An Ounce of Prevention
What would be best would be to prevent migraines from happening in the first place. And this is where the drugs of today fall short.
"The problem is today's migraine-preventive drugs -- they tend to be weak and have lots of side effects," Haas says. "So when people have very frequent migraines and can't take triptans that often, their doctors have to struggle just to cut down attacks by 50% a month. I would like to see better preventive medicines, something that affects the brain positively and reduces the brain's tendency to get migraines."
Lisa K. Mannix, MD, is a migraine researcher and headache specialist in private practice in Cincinnati. Like Diamond and Haas, she sees many patients whose migraines have proven difficult to treat.
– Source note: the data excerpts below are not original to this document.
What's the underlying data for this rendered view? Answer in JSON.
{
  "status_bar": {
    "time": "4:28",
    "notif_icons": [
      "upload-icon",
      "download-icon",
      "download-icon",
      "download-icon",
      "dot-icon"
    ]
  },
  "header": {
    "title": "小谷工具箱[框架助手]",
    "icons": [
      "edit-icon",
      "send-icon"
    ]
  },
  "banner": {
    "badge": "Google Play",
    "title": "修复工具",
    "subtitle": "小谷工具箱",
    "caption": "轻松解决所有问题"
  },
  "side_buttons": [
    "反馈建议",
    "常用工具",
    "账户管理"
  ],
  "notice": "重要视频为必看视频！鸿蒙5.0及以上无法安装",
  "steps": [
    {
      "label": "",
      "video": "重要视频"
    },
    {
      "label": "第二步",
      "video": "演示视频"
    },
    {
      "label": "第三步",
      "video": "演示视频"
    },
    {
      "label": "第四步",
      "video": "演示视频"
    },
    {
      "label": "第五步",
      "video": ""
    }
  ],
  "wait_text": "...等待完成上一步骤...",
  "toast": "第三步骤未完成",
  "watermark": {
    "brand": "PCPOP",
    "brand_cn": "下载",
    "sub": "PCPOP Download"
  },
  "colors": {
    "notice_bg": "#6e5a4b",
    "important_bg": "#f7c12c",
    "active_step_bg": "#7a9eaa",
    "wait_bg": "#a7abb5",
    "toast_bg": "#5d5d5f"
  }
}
"I see the tip of the iceberg, because the people referred to a specialist usually aren't doing well on their first or third or fifth migraine drug," she tells WebMD. "Approximately 2% of migraine sufferers are on a preventive medicine. But based on epidemiological studies of people missing work and having restricted activity due to migraines, it is estimated that 20% of these people need to be on a preventive. From my clinical experience, the majority of my patients are on preventive medicine, and all need it because they have very tough and very frequent headaches."
Mannix hopes that new migraine-preventing drugs will come out of new understandings of how the brain works.
"From the preventive standpoint, we now think you may be able to take some drugs already in the pipeline for other central nervous system conditions and modify them for migraine," she says. "For example, something in the epilepsy pipeline may have migraine applications."